C’est l’un des talons d’Achille des banques françaises: leurs coûts d’exploitation élevés. Le ratio coûts / revenus est toujours de 68%, un niveau supérieur de dix points à la moyenne européenne, a indiqué jeudi.agence de notation S & P Global évaluations. Et cette situation présente "Peu de perspectives d'amélioration"avertit l'agence.

Plans d'épargne ambitieux

Les principaux acteurs de la finance se sont toutefois engagés dans plans d'épargne ambitieux . Mais "Les changements rapides dans la réglementation, tels que la transformation numérique du secteur, nécessitent de tels investissements que les banques ne peuvent pas tirer pleinement parti des plans de réduction des coûts"déclare Nicolas Malaterre, responsable des banques françaises chez S & P Global Ratings.

Revenu sous pression

BNP Paribas & # 39; plan stratégique donc promis seulement "Stabilité globale de ses coûts opérationnels" entre 2016 et 2020. Sur la même période, Société Générale s'est engagée à augmenter ses coûts d'exploitation de 1,2%, hors éléments exceptionnels.
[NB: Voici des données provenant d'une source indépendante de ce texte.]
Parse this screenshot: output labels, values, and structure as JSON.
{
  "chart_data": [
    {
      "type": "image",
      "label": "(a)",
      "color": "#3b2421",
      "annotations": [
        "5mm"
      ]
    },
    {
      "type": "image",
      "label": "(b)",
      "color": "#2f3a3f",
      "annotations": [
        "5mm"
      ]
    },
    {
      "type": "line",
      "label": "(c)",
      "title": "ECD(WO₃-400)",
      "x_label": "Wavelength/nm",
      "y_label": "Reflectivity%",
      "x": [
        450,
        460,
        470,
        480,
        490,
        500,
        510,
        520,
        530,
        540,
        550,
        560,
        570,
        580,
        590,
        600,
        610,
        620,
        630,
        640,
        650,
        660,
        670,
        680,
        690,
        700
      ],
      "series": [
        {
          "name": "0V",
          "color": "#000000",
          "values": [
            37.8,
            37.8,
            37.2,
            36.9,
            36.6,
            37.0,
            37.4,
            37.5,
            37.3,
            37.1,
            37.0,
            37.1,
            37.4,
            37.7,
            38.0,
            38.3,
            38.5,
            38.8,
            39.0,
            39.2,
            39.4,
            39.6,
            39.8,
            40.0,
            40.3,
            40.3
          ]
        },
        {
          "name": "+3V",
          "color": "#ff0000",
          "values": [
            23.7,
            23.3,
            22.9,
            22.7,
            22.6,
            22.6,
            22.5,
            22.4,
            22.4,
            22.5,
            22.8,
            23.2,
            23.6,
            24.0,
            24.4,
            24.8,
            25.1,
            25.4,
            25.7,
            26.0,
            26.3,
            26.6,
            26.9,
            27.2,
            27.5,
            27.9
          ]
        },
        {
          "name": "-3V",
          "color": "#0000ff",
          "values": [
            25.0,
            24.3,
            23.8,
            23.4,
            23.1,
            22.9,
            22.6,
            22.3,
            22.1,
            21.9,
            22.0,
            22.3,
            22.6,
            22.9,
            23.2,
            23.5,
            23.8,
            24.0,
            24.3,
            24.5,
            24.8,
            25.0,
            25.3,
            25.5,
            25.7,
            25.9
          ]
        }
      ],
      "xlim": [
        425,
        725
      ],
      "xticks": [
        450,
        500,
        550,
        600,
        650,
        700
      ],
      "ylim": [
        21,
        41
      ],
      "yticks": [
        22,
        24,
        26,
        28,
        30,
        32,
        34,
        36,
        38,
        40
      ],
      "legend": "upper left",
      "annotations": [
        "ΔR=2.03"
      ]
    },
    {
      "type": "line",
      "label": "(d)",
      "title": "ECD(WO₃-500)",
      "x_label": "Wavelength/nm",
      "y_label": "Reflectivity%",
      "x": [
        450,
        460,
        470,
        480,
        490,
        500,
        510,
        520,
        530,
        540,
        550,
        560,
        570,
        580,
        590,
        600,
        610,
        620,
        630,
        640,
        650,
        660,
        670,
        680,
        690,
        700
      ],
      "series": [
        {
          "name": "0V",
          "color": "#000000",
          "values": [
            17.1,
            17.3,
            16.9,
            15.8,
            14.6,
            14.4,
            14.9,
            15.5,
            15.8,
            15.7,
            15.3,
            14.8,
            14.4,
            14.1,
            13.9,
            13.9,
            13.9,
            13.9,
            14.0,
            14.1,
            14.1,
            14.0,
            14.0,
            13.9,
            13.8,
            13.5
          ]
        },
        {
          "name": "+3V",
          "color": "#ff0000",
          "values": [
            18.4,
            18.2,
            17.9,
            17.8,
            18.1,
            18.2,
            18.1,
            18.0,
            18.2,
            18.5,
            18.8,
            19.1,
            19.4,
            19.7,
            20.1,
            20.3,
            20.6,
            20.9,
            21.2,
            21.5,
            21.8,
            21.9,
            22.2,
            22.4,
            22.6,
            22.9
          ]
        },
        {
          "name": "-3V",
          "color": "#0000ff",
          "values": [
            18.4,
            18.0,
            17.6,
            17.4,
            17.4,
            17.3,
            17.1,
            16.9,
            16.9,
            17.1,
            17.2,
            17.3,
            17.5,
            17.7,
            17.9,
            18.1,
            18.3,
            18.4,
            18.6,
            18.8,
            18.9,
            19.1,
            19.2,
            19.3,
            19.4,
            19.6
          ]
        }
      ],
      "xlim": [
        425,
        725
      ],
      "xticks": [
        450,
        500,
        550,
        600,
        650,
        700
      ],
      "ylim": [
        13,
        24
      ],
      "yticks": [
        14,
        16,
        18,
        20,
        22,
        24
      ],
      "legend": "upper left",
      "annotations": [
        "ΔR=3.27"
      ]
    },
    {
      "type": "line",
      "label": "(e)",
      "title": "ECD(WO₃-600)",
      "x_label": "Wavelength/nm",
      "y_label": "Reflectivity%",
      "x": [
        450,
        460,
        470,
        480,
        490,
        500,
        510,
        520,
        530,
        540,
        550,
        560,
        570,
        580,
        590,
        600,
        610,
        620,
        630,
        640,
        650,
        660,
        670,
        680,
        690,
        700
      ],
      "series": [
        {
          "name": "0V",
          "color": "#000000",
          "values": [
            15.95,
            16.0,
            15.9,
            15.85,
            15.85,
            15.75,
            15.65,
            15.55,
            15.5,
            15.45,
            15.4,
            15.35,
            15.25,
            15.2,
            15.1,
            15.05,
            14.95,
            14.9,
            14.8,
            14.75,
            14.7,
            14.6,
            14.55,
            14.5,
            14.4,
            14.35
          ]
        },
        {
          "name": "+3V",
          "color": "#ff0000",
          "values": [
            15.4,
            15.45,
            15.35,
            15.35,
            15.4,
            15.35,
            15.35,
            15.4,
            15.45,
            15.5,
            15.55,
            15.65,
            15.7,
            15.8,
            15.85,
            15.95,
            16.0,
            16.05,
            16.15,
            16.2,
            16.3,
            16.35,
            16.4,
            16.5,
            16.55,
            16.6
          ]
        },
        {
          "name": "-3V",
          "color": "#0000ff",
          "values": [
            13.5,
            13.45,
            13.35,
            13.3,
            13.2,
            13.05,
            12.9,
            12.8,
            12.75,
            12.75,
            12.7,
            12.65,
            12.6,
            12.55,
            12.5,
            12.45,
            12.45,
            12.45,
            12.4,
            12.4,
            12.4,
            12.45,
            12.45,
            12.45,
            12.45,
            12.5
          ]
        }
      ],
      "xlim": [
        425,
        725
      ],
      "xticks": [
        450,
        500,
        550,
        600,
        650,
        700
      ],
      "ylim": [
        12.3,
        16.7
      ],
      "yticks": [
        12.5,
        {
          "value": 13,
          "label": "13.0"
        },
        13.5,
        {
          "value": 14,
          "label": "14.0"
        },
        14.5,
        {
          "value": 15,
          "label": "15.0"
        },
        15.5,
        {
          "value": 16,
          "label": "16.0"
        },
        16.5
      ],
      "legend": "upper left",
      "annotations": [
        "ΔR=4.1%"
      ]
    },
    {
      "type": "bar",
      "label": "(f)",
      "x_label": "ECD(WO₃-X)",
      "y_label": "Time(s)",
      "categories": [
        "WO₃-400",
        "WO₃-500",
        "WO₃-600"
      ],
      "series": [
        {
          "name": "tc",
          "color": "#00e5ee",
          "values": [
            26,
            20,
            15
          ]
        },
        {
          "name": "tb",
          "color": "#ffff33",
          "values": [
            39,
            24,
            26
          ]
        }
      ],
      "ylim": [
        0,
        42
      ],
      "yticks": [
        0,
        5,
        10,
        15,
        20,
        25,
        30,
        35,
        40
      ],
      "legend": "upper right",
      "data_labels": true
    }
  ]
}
À ces coûts difficiles à contenir s'ajoutent des revenus sous pression. Cela est particulièrement vrai pour les activités de crédit: dans un environnement caractérisé par des taux d’intérêt bas, chaque prêt génère peu de revenus sur la période de remboursement. En conséquence, les banques & # 39; les bilans sont durablement saturés de prêts peu rémunérateurs.

Abusé sur le marché boursier

La situation n’est pas plus facile pour les activités génératrices de commissions, telles que l’assurance la gestion d'actifsen raison de la forte concurrence et de la transparence accrue des tarifs. Mais ce modèle de banque universelle posséder en France "Suppose une structure de coûts différente de celle d'un" simple acteur "."déclare Pierre Gautier, responsable des banques européennes chez S & P Global Ratings. Facteur aggravant, ajoute-t-il: la densité des réseaux bancaires est plus importante en France, ce qui peut se justifier compte tenu de la taille du pays.

Cette spécificité se reflète dans la bourse de ces institutions avec un ratio "price to book" (qui rapproche le prix du marché de la valeur comptable de la société) de 0,44. En d’autres termes, les banques françaises cotées ne valent même pas la valeur de leurs actif net. Seuls les Allemands, les Italiens et les Grecs sont pires.

"Les taux négatifs ont coûté 20 milliards d'euros aux banques européennes en cinq ans"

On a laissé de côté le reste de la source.